Zum Vertrauen gehört auch Glaubwürdigkeit, ganz besonders in den Fällen, wo NGOs lautstark mit Forderungen an die Öffentlichkeit treten. NGOs, die selber etwas verändern, etwa bei Flüchtlingshilfe, Strandreinigung oder Altenbetreuung, haben kein Problem, ihre Glaubwürdigkeit zu beweisen.

Etwas anders sieht der Fall bei einer Organisation wie Oxfam aus. Während diese regelmäßig die wachsende Ungleichheit beklagt, hat sie offenbar keine Schwierigkeiten damit, solche Ungleichheiten in den eigenen Reihen zu unterstützen: Die Geschäftsführerin bekommt stolze 105.134 Euro im Jahr (in der Sprache von Oxfam: dreimal so viel wie der durchschnittliche deutsche Arbeitnehmer oder 20-mal so viel wie das Arbeitslosengeld II).

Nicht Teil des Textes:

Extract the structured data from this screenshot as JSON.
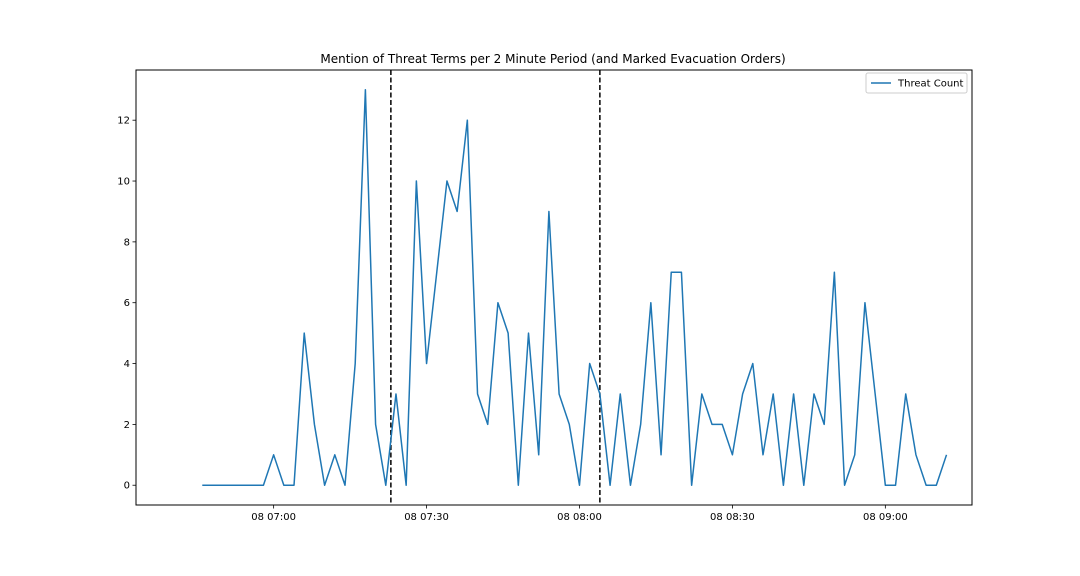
{
  "chart_data": {
    "type": "line",
    "title": "Mention of Threat Terms per 2 Minute Period (and Marked Evacuation Orders)",
    "xlabel": "",
    "ylabel": "",
    "x_time_start": "08 06:46",
    "x_step_minutes": 2,
    "xlim": [
      "08 06:33",
      "08 09:17"
    ],
    "ylim": [
      -0.65,
      13.65
    ],
    "x_ticks": [
      "08 07:00",
      "08 07:30",
      "08 08:00",
      "08 08:30",
      "08 09:00"
    ],
    "y_ticks": [
      0,
      2,
      4,
      6,
      8,
      10,
      12
    ],
    "series": [
      {
        "name": "Threat Count",
        "color": "#1f77b4",
        "values": [
          0,
          0,
          0,
          0,
          0,
          0,
          0,
          1,
          0,
          0,
          5,
          2,
          0,
          1,
          0,
          4,
          13,
          2,
          0,
          3,
          0,
          10,
          4,
          7,
          10,
          9,
          12,
          3,
          2,
          6,
          5,
          0,
          5,
          1,
          9,
          3,
          2,
          0,
          4,
          3,
          0,
          3,
          0,
          2,
          6,
          1,
          7,
          7,
          0,
          3,
          2,
          2,
          1,
          3,
          4,
          1,
          3,
          0,
          3,
          0,
          3,
          2,
          7,
          0,
          1,
          6,
          3,
          0,
          0,
          3,
          1,
          0,
          0,
          1
        ]
      }
    ],
    "vlines": [
      {
        "x": "08 07:23",
        "color": "#000000",
        "style": "dashed"
      },
      {
        "x": "08 08:04",
        "color": "#000000",
        "style": "dashed"
      }
    ],
    "legend_position": "top-right",
    "grid": false
  }
}
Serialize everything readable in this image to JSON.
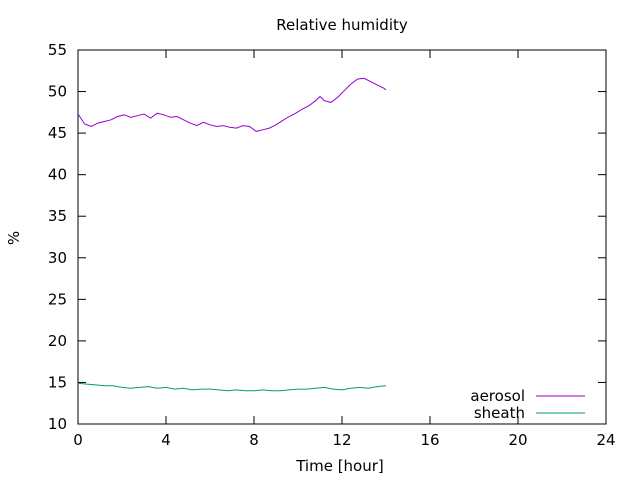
{
  "chart_data": {
    "type": "line",
    "title": "Relative humidity",
    "xlabel": "Time [hour]",
    "ylabel": "%",
    "xlim": [
      0,
      24
    ],
    "ylim": [
      10,
      55
    ],
    "xticks": [
      0,
      4,
      8,
      12,
      16,
      20,
      24
    ],
    "yticks": [
      10,
      15,
      20,
      25,
      30,
      35,
      40,
      45,
      50,
      55
    ],
    "grid": false,
    "legend_position": "bottom-right",
    "series": [
      {
        "name": "aerosol",
        "color": "#9400d3",
        "x": [
          0,
          0.3,
          0.6,
          0.9,
          1.2,
          1.5,
          1.8,
          2.1,
          2.4,
          2.7,
          3.0,
          3.3,
          3.6,
          3.9,
          4.2,
          4.5,
          4.8,
          5.1,
          5.4,
          5.7,
          6.0,
          6.3,
          6.6,
          6.9,
          7.2,
          7.5,
          7.8,
          8.1,
          8.4,
          8.7,
          9.0,
          9.3,
          9.6,
          9.9,
          10.2,
          10.5,
          10.8,
          11.0,
          11.2,
          11.5,
          11.8,
          12.1,
          12.4,
          12.7,
          13.0,
          13.3,
          13.6,
          13.9,
          14.0
        ],
        "y": [
          47.3,
          46.1,
          45.8,
          46.2,
          46.4,
          46.6,
          47.0,
          47.2,
          46.9,
          47.1,
          47.3,
          46.8,
          47.4,
          47.2,
          46.9,
          47.0,
          46.6,
          46.2,
          45.9,
          46.3,
          46.0,
          45.8,
          45.9,
          45.7,
          45.6,
          45.9,
          45.8,
          45.2,
          45.4,
          45.6,
          46.0,
          46.5,
          47.0,
          47.4,
          47.9,
          48.3,
          48.9,
          49.4,
          48.9,
          48.7,
          49.3,
          50.1,
          50.9,
          51.5,
          51.6,
          51.2,
          50.8,
          50.4,
          50.2
        ]
      },
      {
        "name": "sheath",
        "color": "#009e73",
        "x": [
          0,
          0.4,
          0.8,
          1.2,
          1.6,
          2.0,
          2.4,
          2.8,
          3.2,
          3.6,
          4.0,
          4.4,
          4.8,
          5.2,
          5.6,
          6.0,
          6.4,
          6.8,
          7.2,
          7.6,
          8.0,
          8.4,
          8.8,
          9.2,
          9.6,
          10.0,
          10.4,
          10.8,
          11.2,
          11.6,
          12.0,
          12.4,
          12.8,
          13.2,
          13.6,
          14.0
        ],
        "y": [
          14.9,
          14.8,
          14.7,
          14.6,
          14.6,
          14.4,
          14.3,
          14.4,
          14.5,
          14.3,
          14.4,
          14.2,
          14.3,
          14.1,
          14.2,
          14.2,
          14.1,
          14.0,
          14.1,
          14.0,
          14.0,
          14.1,
          14.0,
          14.0,
          14.1,
          14.2,
          14.2,
          14.3,
          14.4,
          14.2,
          14.1,
          14.3,
          14.4,
          14.3,
          14.5,
          14.6
        ]
      }
    ]
  }
}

Ein Grund dafür, dass Menschen den NGOs so viel Vertrauen entgegenbringen, ist die Vorstellung, dass sich hier jemand für das Gute einsetzt. Das mag auch oft der Fall sein, und es wäre sehr unfair, den Menschen, die sich dort engagieren, von vornherein abzusprechen, dass sie guten Willens sind. Das Problem ist allerdings, dass manche NGOs dazu neigen, den eigenen guten Willen schon für einen Ausweis exklusiver Gutheit zu halten.

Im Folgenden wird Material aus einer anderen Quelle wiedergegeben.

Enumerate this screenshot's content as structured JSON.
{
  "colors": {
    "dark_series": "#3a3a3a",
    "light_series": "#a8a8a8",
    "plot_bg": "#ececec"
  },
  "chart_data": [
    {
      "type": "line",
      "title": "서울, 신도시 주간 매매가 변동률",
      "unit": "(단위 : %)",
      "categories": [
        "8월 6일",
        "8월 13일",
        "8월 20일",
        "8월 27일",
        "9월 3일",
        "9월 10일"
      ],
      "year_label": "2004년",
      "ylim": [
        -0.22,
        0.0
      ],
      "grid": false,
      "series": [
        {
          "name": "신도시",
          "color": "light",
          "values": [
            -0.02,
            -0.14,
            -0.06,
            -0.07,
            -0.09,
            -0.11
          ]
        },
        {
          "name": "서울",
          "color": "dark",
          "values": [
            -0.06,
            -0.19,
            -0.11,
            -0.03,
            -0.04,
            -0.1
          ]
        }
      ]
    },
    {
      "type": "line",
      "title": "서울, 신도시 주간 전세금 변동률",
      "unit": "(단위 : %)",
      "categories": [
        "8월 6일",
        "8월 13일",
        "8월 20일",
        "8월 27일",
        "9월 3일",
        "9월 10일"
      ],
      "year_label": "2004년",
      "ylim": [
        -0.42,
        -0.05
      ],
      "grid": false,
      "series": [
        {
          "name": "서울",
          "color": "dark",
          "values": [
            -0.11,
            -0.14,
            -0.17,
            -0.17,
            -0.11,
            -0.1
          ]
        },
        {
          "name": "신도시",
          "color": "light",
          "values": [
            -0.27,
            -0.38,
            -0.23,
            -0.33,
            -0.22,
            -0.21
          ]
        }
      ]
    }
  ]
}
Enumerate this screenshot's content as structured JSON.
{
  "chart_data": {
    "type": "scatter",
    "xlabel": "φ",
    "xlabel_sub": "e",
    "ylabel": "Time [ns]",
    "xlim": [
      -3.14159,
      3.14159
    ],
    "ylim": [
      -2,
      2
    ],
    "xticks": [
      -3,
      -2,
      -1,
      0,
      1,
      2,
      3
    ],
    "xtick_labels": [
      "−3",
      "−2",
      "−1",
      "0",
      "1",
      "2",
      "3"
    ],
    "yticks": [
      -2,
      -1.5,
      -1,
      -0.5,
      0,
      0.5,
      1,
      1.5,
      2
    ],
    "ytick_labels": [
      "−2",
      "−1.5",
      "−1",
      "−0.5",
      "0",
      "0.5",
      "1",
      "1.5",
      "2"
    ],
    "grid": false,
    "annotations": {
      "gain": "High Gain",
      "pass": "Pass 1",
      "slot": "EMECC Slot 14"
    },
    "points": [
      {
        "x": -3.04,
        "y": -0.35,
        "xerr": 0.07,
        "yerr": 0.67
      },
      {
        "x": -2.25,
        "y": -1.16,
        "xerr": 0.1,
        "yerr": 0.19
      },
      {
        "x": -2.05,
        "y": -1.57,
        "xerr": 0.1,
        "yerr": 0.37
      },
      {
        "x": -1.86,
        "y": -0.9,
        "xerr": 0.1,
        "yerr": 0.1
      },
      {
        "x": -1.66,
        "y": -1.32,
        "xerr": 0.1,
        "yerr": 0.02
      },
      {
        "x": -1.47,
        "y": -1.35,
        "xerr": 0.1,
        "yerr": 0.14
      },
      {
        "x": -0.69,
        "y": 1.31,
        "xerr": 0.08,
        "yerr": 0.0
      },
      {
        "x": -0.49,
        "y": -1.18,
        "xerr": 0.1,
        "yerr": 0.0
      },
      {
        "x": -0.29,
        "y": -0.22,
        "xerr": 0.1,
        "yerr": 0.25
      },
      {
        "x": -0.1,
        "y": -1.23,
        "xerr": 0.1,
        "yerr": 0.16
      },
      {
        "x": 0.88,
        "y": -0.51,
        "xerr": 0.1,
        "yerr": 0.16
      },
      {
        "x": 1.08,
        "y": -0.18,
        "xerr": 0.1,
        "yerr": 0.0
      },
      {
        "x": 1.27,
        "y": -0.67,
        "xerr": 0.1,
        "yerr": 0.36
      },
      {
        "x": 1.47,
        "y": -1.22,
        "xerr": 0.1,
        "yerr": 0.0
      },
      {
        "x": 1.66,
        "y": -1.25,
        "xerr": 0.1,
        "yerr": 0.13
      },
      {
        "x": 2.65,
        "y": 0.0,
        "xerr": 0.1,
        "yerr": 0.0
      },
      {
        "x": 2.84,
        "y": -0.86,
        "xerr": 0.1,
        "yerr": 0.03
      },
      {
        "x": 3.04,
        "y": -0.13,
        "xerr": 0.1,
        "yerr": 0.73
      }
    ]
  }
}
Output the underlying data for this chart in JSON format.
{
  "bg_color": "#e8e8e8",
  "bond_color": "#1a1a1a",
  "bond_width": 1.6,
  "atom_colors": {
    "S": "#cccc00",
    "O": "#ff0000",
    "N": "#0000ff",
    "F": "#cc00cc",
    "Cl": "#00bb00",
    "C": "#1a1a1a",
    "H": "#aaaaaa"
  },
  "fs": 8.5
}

Mit anderen Worten: Da sie das Gute wollen, müssen sie auch die Guten sein – und die anderen logischerweise die Bösen. Doch so einfach ist die Welt nicht. Es gibt kaum einen Industriemanager, der die Umwelt zerstören oder fettleibige Kinder produzieren will. Die wenigsten Bauern haben Freude an Tierquälerei. Und kaum ein Reicher möchte gerne, dass andere Menschen arm sind.

Umwelt- und Naturschutz, Fairness und ein besseres Leben für jeden sind Ziele, die fast alle Menschen unterschreiben würden. Sicherlich, manch einer ist nicht achtsam genug, nicht bereit, den eigenen Vorteil für andere hintanzustellen. Wir sind keine Engel. Aber eben auch keine Teufel. Und auch wer sich ganz Anliegen verschrieben hat, die man gemeinhin als „gut“ auffasst, ist dadurch noch kein Engel. Dabei spielt eine wichtige Rolle, dass die Maxime „Der Zweck heiligt die Mittel“ leider oft zu unbedachten Folgen führt, die alles andere als gut sind.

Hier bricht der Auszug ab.